The report led some economists to downgrade their estimates for economic growth in the April-June quarter.
Many now think the economy grew even less than in the first quarter of the year, when it expanded at a sluggish 1.9 percent annual rate.
Spending in June fell in nearly every major category – from autos, furniture and appliances to building, garden supplies and department stores. Overall, retail sales slid 0.5 percent from May to June, the Commerce Department said.
Retail sales hadn’t fallen for three straight months since the fall of 2008, at the height of the financial crisis.
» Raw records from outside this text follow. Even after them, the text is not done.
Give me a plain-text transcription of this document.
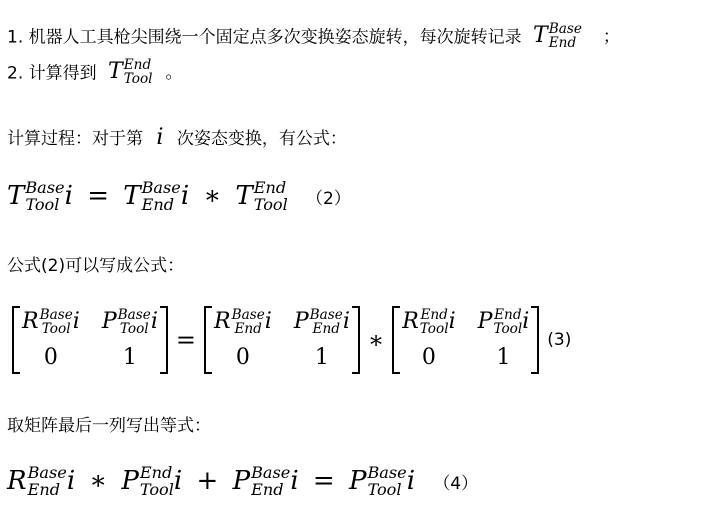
1. 机器人工具枪尖围绕一个固定点多次变换姿态旋转，每次旋转记录 T Base
End	；
2. 计算得到 T End
Tool 。
计算过程：对于第 i 次姿态变换，有公式：
T Base
Tool i = T Base
End i ∗ T End
Tool （2）
公式(2)可以写成公式：
R Base
Tool i P Base
Tool i
0	1
=
R Base
End i P Base
End i
0	1
∗
R End
Tool i P End
Tool i
0	1
(3)
取矩阵最后一列写出等式：
R Base
End i ∗ P End
Tool i + P Base
End i = P Base
Tool i （4）
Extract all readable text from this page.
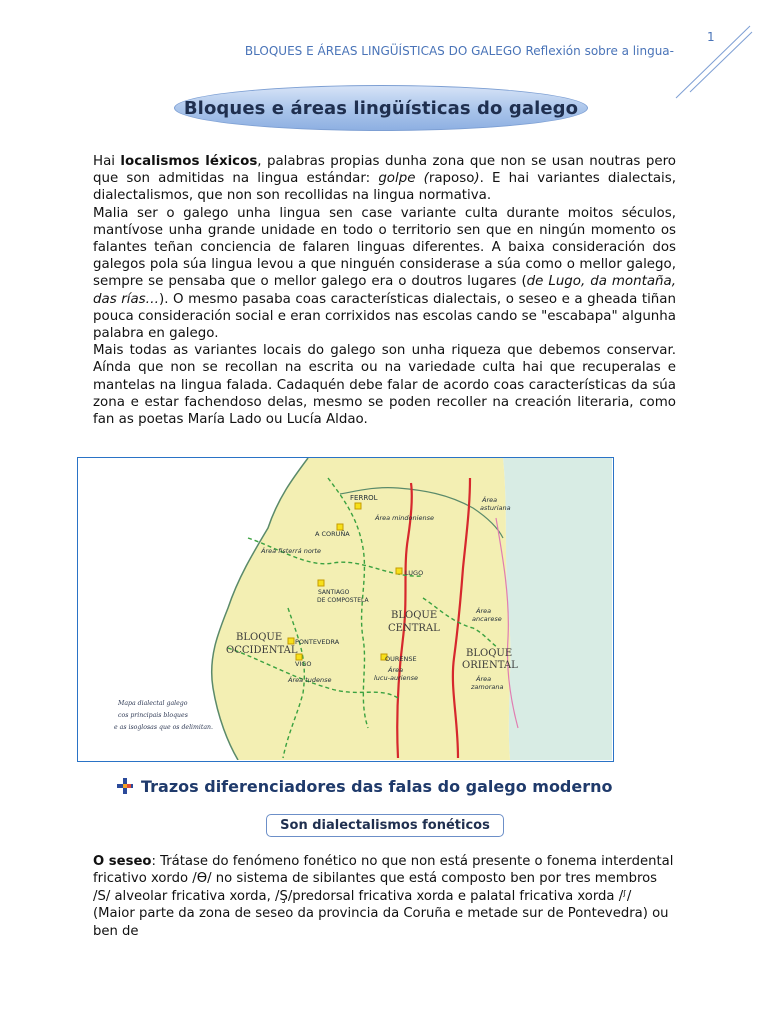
1
BLOQUES E ÁREAS LINGÜÍSTICAS DO GALEGO Reflexión sobre a lingua-
Bloques e áreas lingüísticas do galego

Hai localismos léxicos, palabras propias dunha zona que non se usan noutras pero que son admitidas na lingua estándar: golpe (raposo). E hai variantes dialectais, dialectalismos, que non son recollidas na lingua normativa.

Malia ser o galego unha lingua sen case variante culta durante moitos séculos, mantívose unha grande unidade en todo o territorio sen que en ningún momento os falantes teñan conciencia de falaren linguas diferentes. A baixa consideración dos galegos pola súa lingua levou a que ninguén considerase a súa como o mellor galego, sempre se pensaba que o mellor galego era o doutros lugares (de Lugo, da montaña, das rías…). O mesmo pasaba coas características dialectais, o seseo e a gheada tiñan pouca consideración social e eran corrixidos nas escolas cando se "escabapa" algunha palabra en galego.

Mais todas as variantes locais do galego son unha riqueza que debemos conservar. Aínda que non se recollan na escrita ou na variedade culta hai que recuperalas e mantelas na lingua falada. Cadaquén debe falar de acordo coas características da súa zona e estar fachendoso delas, mesmo se poden recoller na creación literaria, como fan as poetas María Lado ou Lucía Aldao.

FERROL
A CORUÑA
LUGO
SANTIAGO
DE COMPOSTELA
PONTEVEDRA
VIGO
OURENSE
Área mindoniense
Área
asturiana
Área fisterrá norte
Área
ancarese
Área
lucu-auriense
Área tudense	Área
zamorana
BLOQUE
CENTRAL
BLOQUE
OCCIDENTAL	BLOQUE
ORIENTAL
Mapa dialectal galego
cos principais bloques
e as isoglosas que os delimitan.
Trazos diferenciadores das falas do galego moderno
Son dialectalismos fonéticos

O seseo: Trátase do fenómeno fonético no que non está presente o fonema interdental fricativo xordo /Ө/ no sistema de sibilantes que está composto ben por tres membros /S/ alveolar fricativa xorda, /Ş/predorsal fricativa xorda e palatal fricativa xorda /ᶴ/ (Maior parte da zona de seseo da provincia da Coruña e metade sur de Pontevedra) ou ben de
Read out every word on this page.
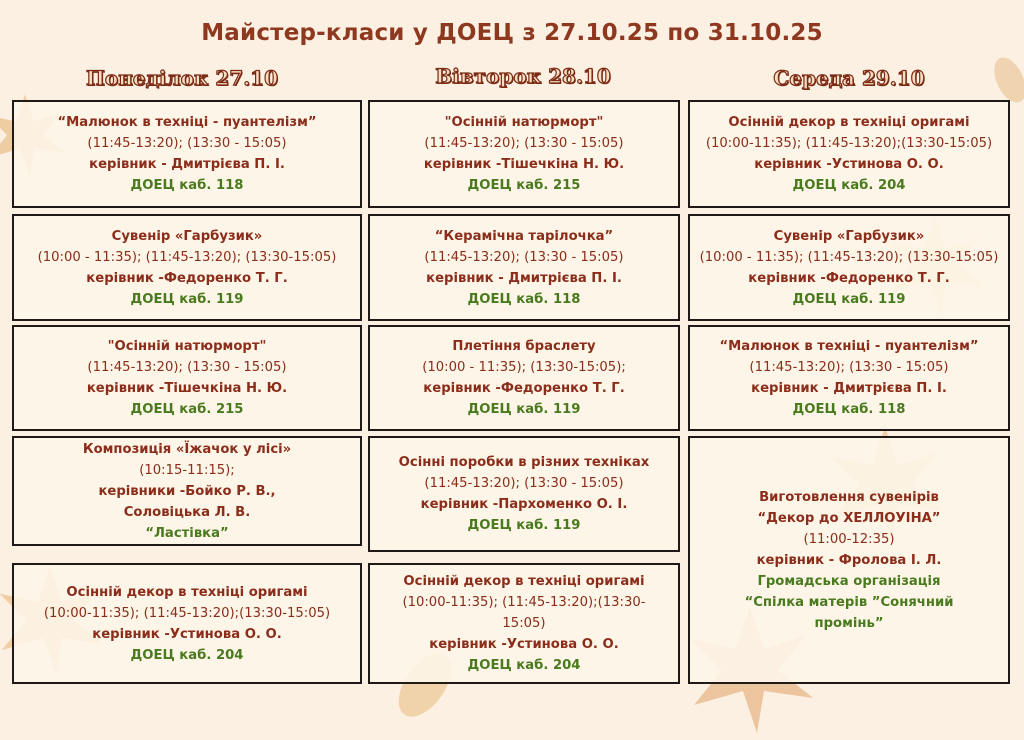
Майстер-класи у ДОЕЦ з 27.10.25 по 31.10.25
Понеділок 27.10	Вівторок 28.10	Середа 29.10
“Малюнок в техніці - пуантелізм”
(11:45-13:20); (13:30 - 15:05)
керівник - Дмитрієва П. І.
ДОЕЦ каб. 118
Сувенір «Гарбузик»
(10:00 - 11:35); (11:45-13:20); (13:30-15:05)
керівник -Федоренко Т. Г.
ДОЕЦ каб. 119
"Осінній натюрморт"
(11:45-13:20); (13:30 - 15:05)
керівник -Тішечкіна Н. Ю.
ДОЕЦ каб. 215
Композиція «Їжачок у лісі»
(10:15-11:15);
керівники -Бойко Р. В.,
Соловіцька Л. В.
“Ластівка”
Осінній декор в техніці оригамі
(10:00-11:35); (11:45-13:20);(13:30-15:05)
керівник -Устинова О. О.
ДОЕЦ каб. 204
"Осінній натюрморт"
(11:45-13:20); (13:30 - 15:05)
керівник -Тішечкіна Н. Ю.
ДОЕЦ каб. 215
“Керамічна тарілочка”
(11:45-13:20); (13:30 - 15:05)
керівник - Дмитрієва П. І.
ДОЕЦ каб. 118
Плетіння браслету
(10:00 - 11:35); (13:30-15:05);
керівник -Федоренко Т. Г.
ДОЕЦ каб. 119
Осінні поробки в різних техніках
(11:45-13:20); (13:30 - 15:05)
керівник -Пархоменко О. І.
ДОЕЦ каб. 119
Осінній декор в техніці оригамі
(10:00-11:35); (11:45-13:20);(13:30-
15:05)
керівник -Устинова О. О.
ДОЕЦ каб. 204
Осінній декор в техніці оригамі
(10:00-11:35); (11:45-13:20);(13:30-15:05)
керівник -Устинова О. О.
ДОЕЦ каб. 204
Сувенір «Гарбузик»
(10:00 - 11:35); (11:45-13:20); (13:30-15:05)
керівник -Федоренко Т. Г.
ДОЕЦ каб. 119
“Малюнок в техніці - пуантелізм”
(11:45-13:20); (13:30 - 15:05)
керівник - Дмитрієва П. І.
ДОЕЦ каб. 118
Виготовлення сувенірів
“Декор до ХЕЛЛОУІНА”
(11:00-12:35)
керівник - Фролова І. Л.
Громадська організація
“Спілка матерів ”Сонячний
промінь”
The weak U.S. spending figures were released on the same day that the International Monetary Fund slightly lowered its outlook for global growth over the next two years.
Stocks fell after the Commerce Department report was issued. The Dow Jones industrial average sank 74 points in early trading. Broader indexes also declined. Later in the day, stocks regained some of their losses.
However hard you look, there’s just no good news in this report, said Paul Ashworth, chief U.S. economist at Capital Economics.
Weakening retail spending could make the Federal Reserve more likely to act further to try to encourage more borrowing and spending by lowering long-term interest rates. The Fed’s policy committee will meet at the end of this month.
Most economists don’t expect new Fed action after that meeting. But some said Monday’s report, coming after three straight months of tepid hiring, makes some Fed action more likely by year’s end.
Fed Chairman Ben Bernanke will testify to Congress about the economy on today and Wednesday.